PDF(Pubmed)
Abstract:
UNASSIGNED: Related studies on PD and ferroptosis were searched in Web of Science Core Collection (WOSCC) from inception to 2023. VOSviewer, CiteSpace, RStudio, and Scimago Graphica were employed as bibliometric analysis tools to generate network maps about the collaborations between authors, countries, and institutions and to visualize the co-occurrence and trends of co-cited references and keywords.
UNASSIGNED: A total of 160 original articles and reviews related to PD and ferroptosis were retrieved, produced by from 958 authors from 162 institutions. Devos David was the most prolific author, with 9 articles. China and the University of Melbourne had leading positions in publication volume with 84 and 12 publications, respectively. Current hot topics focus on excavating potential new targets for treating PD based on ferroptosis by gaining insight into specific molecular mechanisms, including iron metabolism disorders, lipid peroxidation, and imbalanced antioxidant regulation. Clinical studies aimed at treating PD by targeting ferroptosis remain in their preliminary stages.
UNASSIGNED: A continued increase was shown in the literature within the related field over the past decade. The current study suggested active collaborations among authors, countries, and institutions. Research into the pathogenesis and treatment of PD based on ferroptosis has remained a prominent topic in the field in recent years, indicating that ferroptosis-targeted therapy is a potential approach to halting the progression of PD.
UNASSIGNED: A total of 160 original articles and reviews related to PD and ferroptosis were retrieved, produced by from 958 authors from 162 institutions. Devos David was the most prolific author, with 9 articles. China and the University of Melbourne had leading positions in publication volume with 84 and 12 publications, respectively. Current hot topics focus on excavating potential new targets for treating PD based on ferroptosis by gaining insight into specific molecular mechanisms, including iron metabolism disorders, lipid peroxidation, and imbalanced antioxidant regulation. Clinical studies aimed at treating PD by targeting ferroptosis remain in their preliminary stages.
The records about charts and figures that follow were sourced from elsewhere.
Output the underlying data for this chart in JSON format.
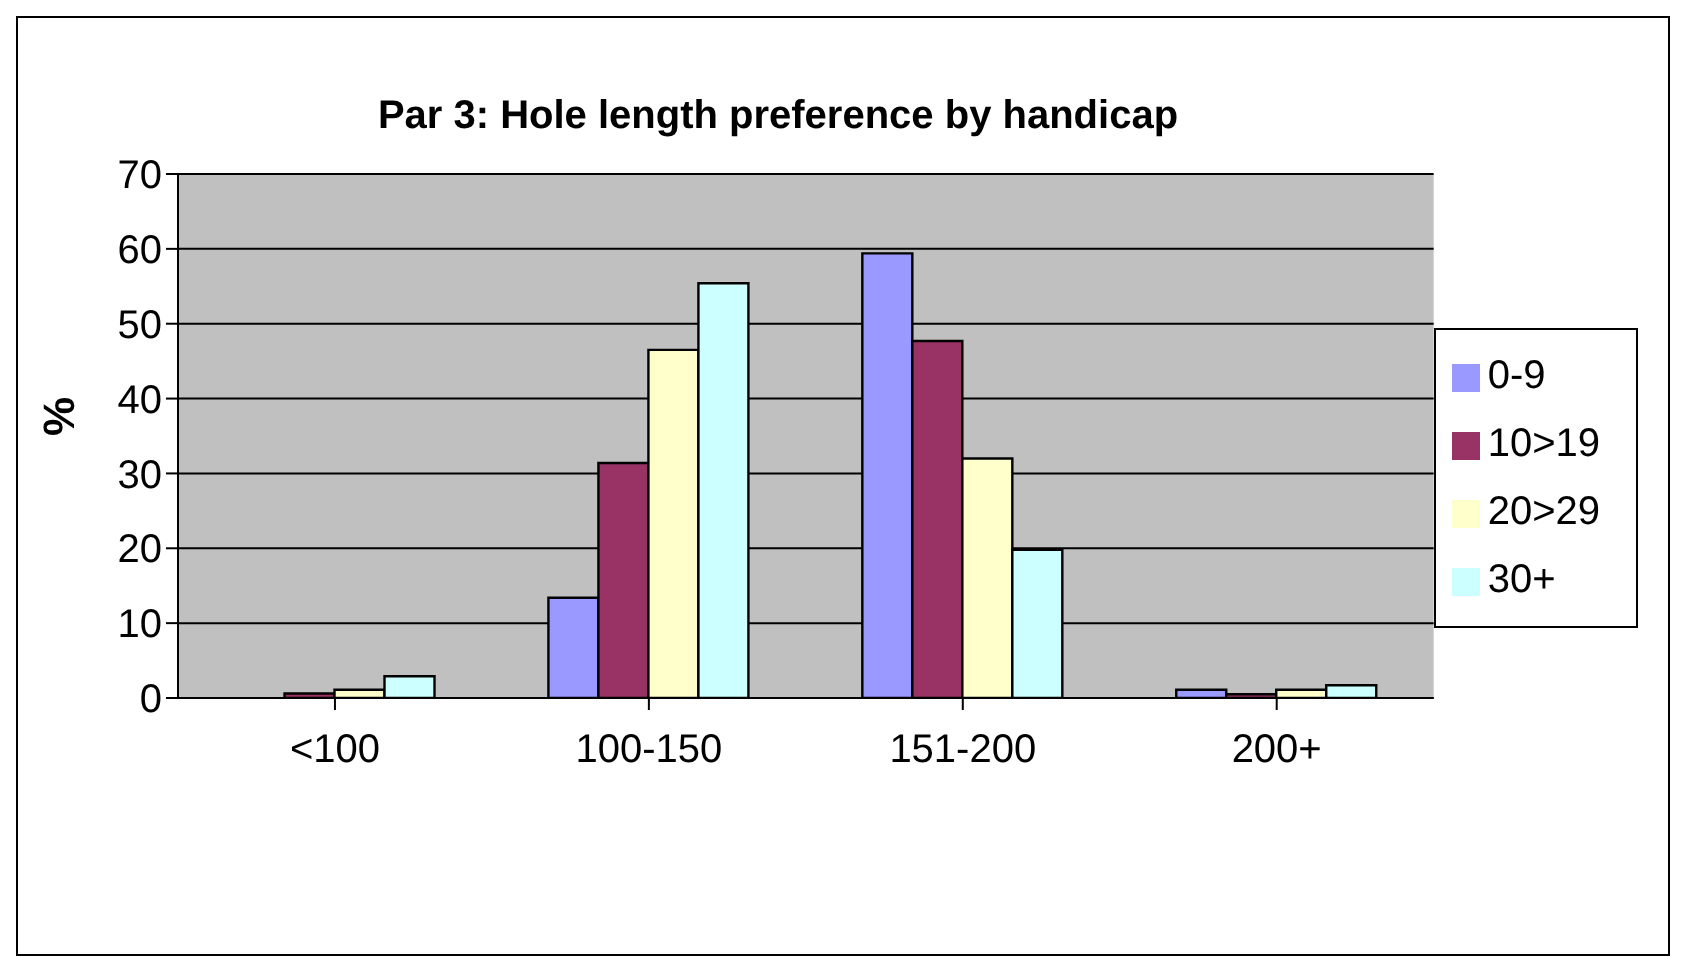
{
  "chart_data": {
    "type": "bar",
    "title": "Par 3: Hole length preference by handicap",
    "ylabel": "%",
    "categories": [
      "<100",
      "100-150",
      "151-200",
      "200+"
    ],
    "series": [
      {
        "name": "0-9",
        "color": "#9999ff",
        "values": [
          0,
          13.4,
          59.4,
          1.1
        ]
      },
      {
        "name": "10>19",
        "color": "#993366",
        "values": [
          0.6,
          31.4,
          47.7,
          0.5
        ]
      },
      {
        "name": "20>29",
        "color": "#ffffcc",
        "values": [
          1.1,
          46.5,
          32.0,
          1.1
        ]
      },
      {
        "name": "30+",
        "color": "#ccffff",
        "values": [
          2.9,
          55.4,
          19.8,
          1.7
        ]
      }
    ],
    "ylim": [
      0,
      70
    ],
    "yticks": [
      0,
      10,
      20,
      30,
      40,
      50,
      60,
      70
    ],
    "grid": "y",
    "legend": "right"
  }
}
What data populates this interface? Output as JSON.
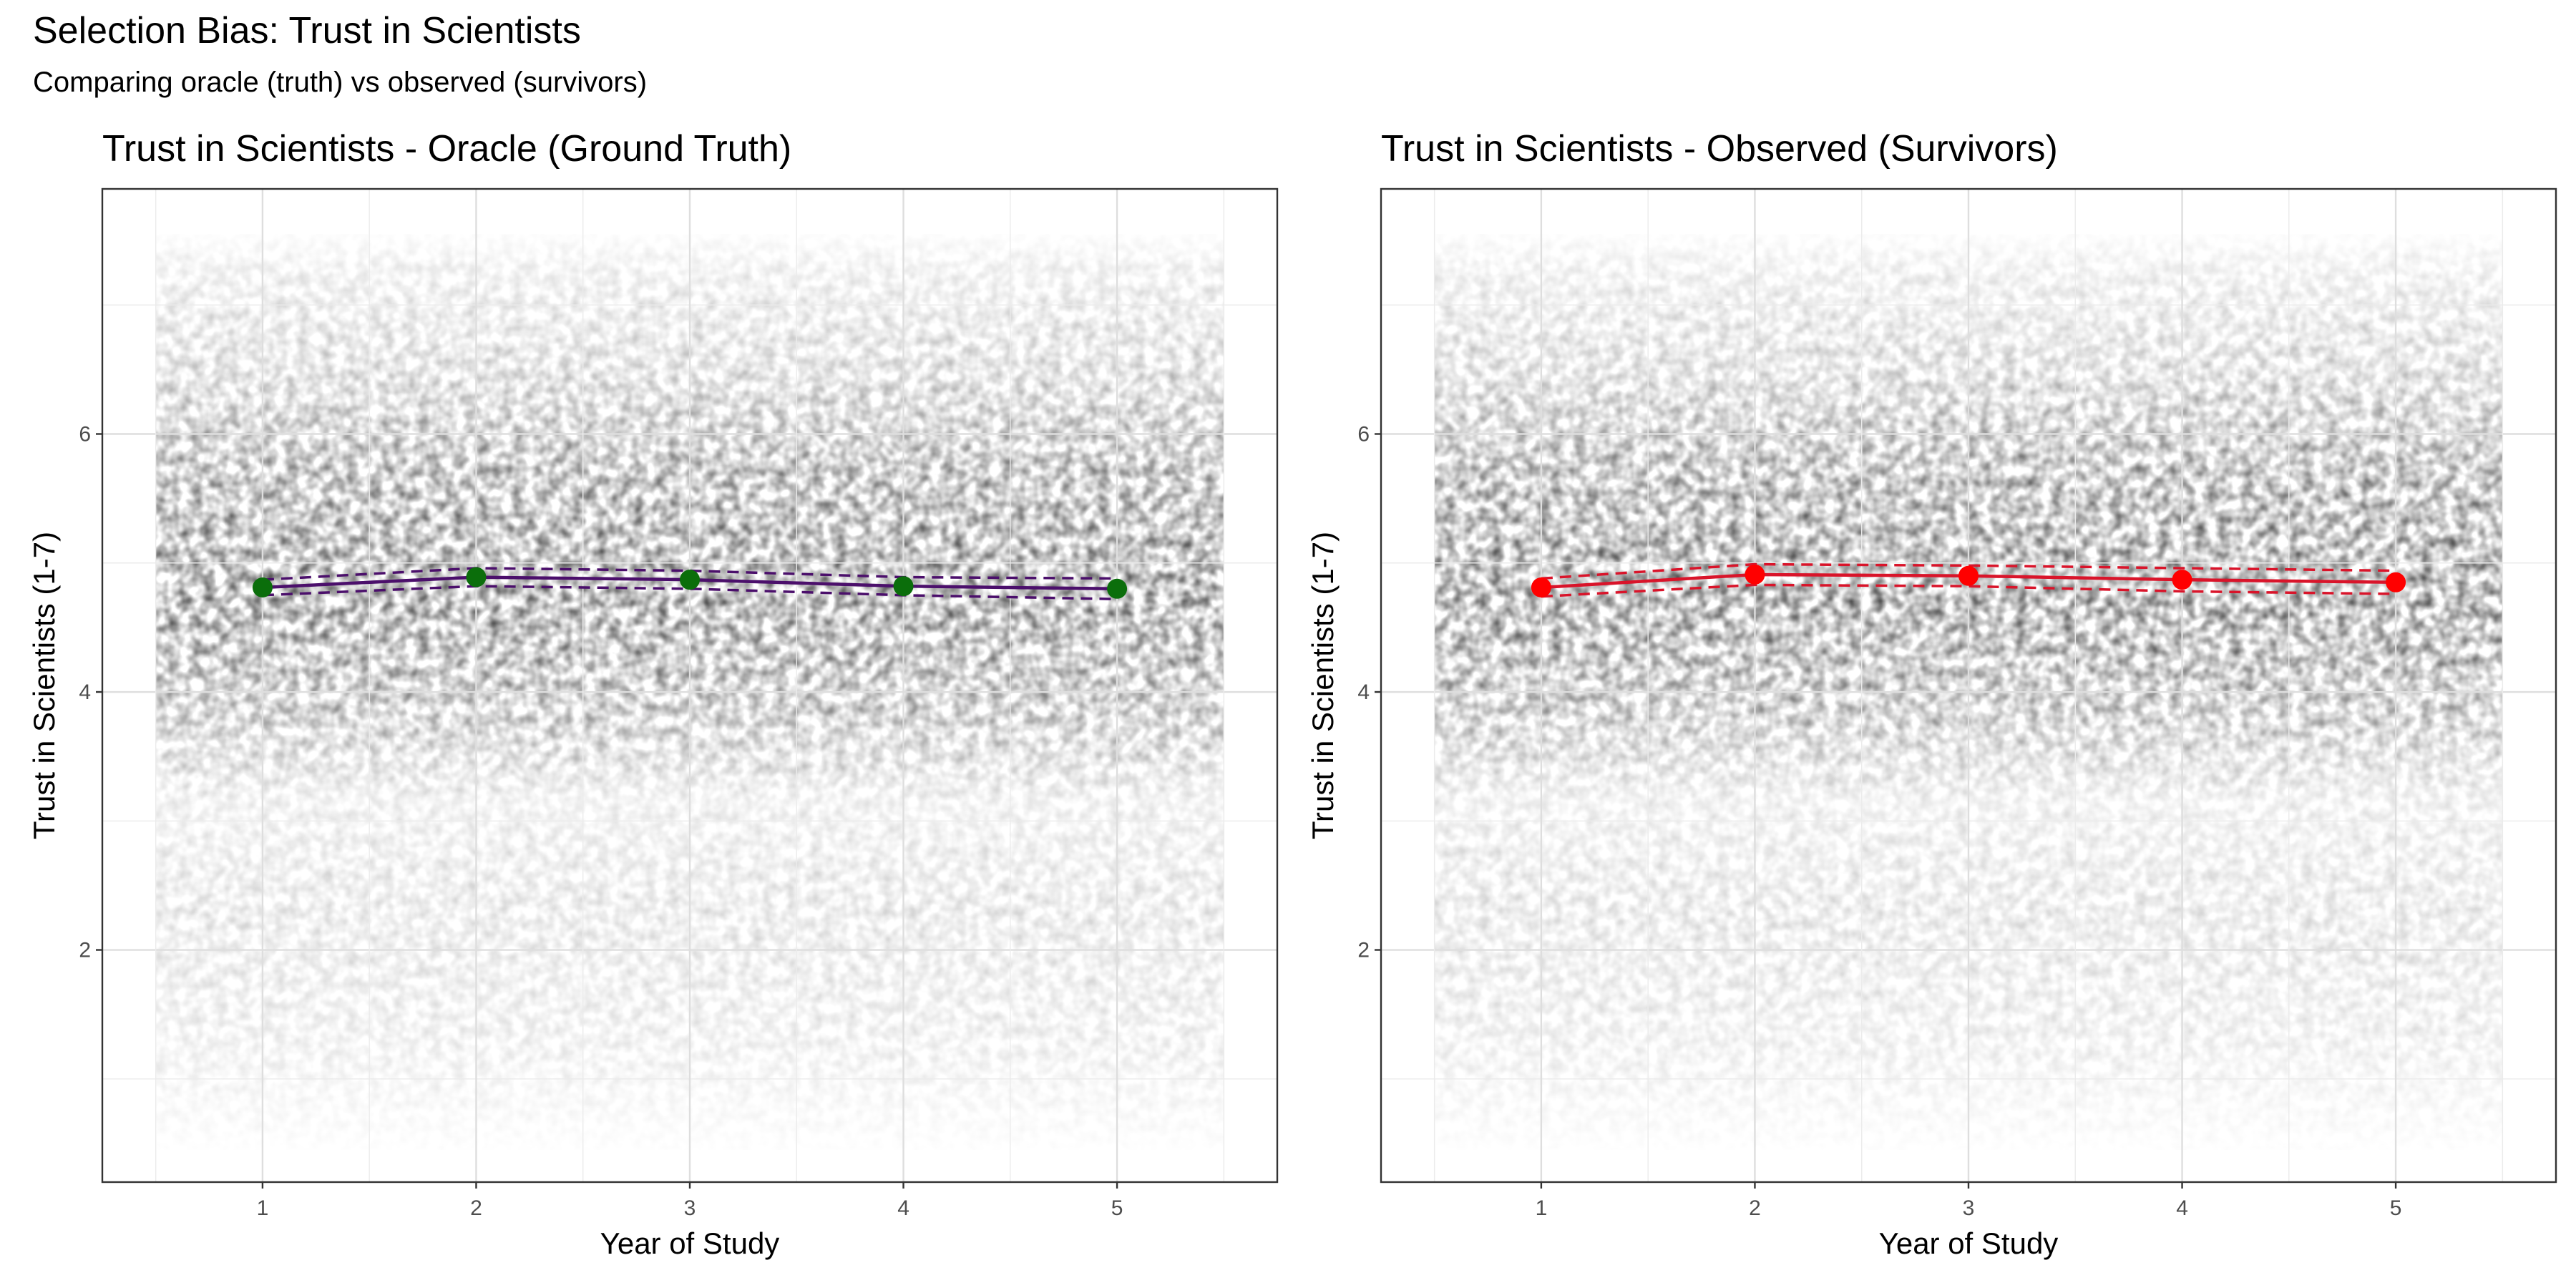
{
  "figure": {
    "title": "Selection Bias: Trust in Scientists",
    "subtitle": "Comparing oracle (truth) vs observed (survivors)"
  },
  "chart_data": [
    {
      "type": "scatter",
      "title": "Trust in Scientists - Oracle (Ground Truth)",
      "xlabel": "Year of Study",
      "ylabel": "Trust in Scientists (1-7)",
      "xlim": [
        0.25,
        5.75
      ],
      "ylim": [
        0.2,
        7.9
      ],
      "x_ticks": [
        1,
        2,
        3,
        4,
        5
      ],
      "y_ticks": [
        2,
        4,
        6
      ],
      "grid": true,
      "background_points": "dense semi-transparent jittered individual responses per year, values roughly 0.5 to 7.5",
      "series": [
        {
          "x": [
            1,
            2,
            3,
            4,
            5
          ],
          "values": [
            4.81,
            4.89,
            4.87,
            4.82,
            4.8
          ],
          "ci_lower": [
            4.75,
            4.82,
            4.8,
            4.75,
            4.72
          ],
          "ci_upper": [
            4.87,
            4.96,
            4.94,
            4.89,
            4.88
          ],
          "line_color": "#4b0f6b",
          "point_color": "#0b6e0b"
        }
      ]
    },
    {
      "type": "scatter",
      "title": "Trust in Scientists - Observed (Survivors)",
      "xlabel": "Year of Study",
      "ylabel": "Trust in Scientists (1-7)",
      "xlim": [
        0.25,
        5.75
      ],
      "ylim": [
        0.2,
        7.9
      ],
      "x_ticks": [
        1,
        2,
        3,
        4,
        5
      ],
      "y_ticks": [
        2,
        4,
        6
      ],
      "grid": true,
      "background_points": "dense semi-transparent jittered individual responses per year, values roughly 0.5 to 7.5",
      "series": [
        {
          "x": [
            1,
            2,
            3,
            4,
            5
          ],
          "values": [
            4.81,
            4.91,
            4.9,
            4.87,
            4.85
          ],
          "ci_lower": [
            4.74,
            4.83,
            4.82,
            4.78,
            4.76
          ],
          "ci_upper": [
            4.88,
            4.99,
            4.98,
            4.96,
            4.94
          ],
          "line_color": "#d9142a",
          "point_color": "#ff0000"
        }
      ]
    }
  ]
}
UNASSIGNED: A continued increase was shown in the literature within the related field over the past decade. The current study suggested active collaborations among authors, countries, and institutions. Research into the pathogenesis and treatment of PD based on ferroptosis has remained a prominent topic in the field in recent years, indicating that ferroptosis-targeted therapy is a potential approach to halting the progression of PD.
摘要:
■从开始到2023年,在WebofScienceCoreCollection(WOSCC)中搜索了有关PD和铁沉积的相关研究。VOSviewer,CiteSpace,RStudio,和ScimagoGraphica被用作文献计量分析工具,以生成有关作者之间合作的网络图,国家,和机构,并可视化共同引用的参考文献和关键词的共同出现和趋势。
■共检索到160篇与PD和铁中毒有关的原创文章和评论,由来自162个机构的958位作者制作。DevosDavid是最多产的作家,9条中国和墨尔本大学在出版物数量上处于领先地位,有84和12种出版物,分别。当前的热门话题集中在通过深入了解特定的分子机制来挖掘基于铁性凋亡治疗PD的潜在新靶标。包括铁代谢紊乱,脂质过氧化,和不平衡的抗氧化剂调节。旨在通过靶向铁死亡治疗PD的临床研究仍处于初步阶段。
■在过去十年中,相关领域的文献显示了持续增长。目前的研究表明作者之间积极合作,国家,和机构。近年来,基于铁性凋亡的PD的发病机制和治疗研究一直是该领域的重要课题。表明铁凋亡靶向治疗是阻止PD进展的潜在方法。
■共检索到160篇与PD和铁中毒有关的原创文章和评论,由来自162个机构的958位作者制作。DevosDavid是最多产的作家,9条中国和墨尔本大学在出版物数量上处于领先地位,有84和12种出版物,分别。当前的热门话题集中在通过深入了解特定的分子机制来挖掘基于铁性凋亡治疗PD的潜在新靶标。包括铁代谢紊乱,脂质过氧化,和不平衡的抗氧化剂调节。旨在通过靶向铁死亡治疗PD的临床研究仍处于初步阶段。
■在过去十年中,相关领域的文献显示了持续增长。目前的研究表明作者之间积极合作,国家,和机构。近年来,基于铁性凋亡的PD的发病机制和治疗研究一直是该领域的重要课题。表明铁凋亡靶向治疗是阻止PD进展的潜在方法。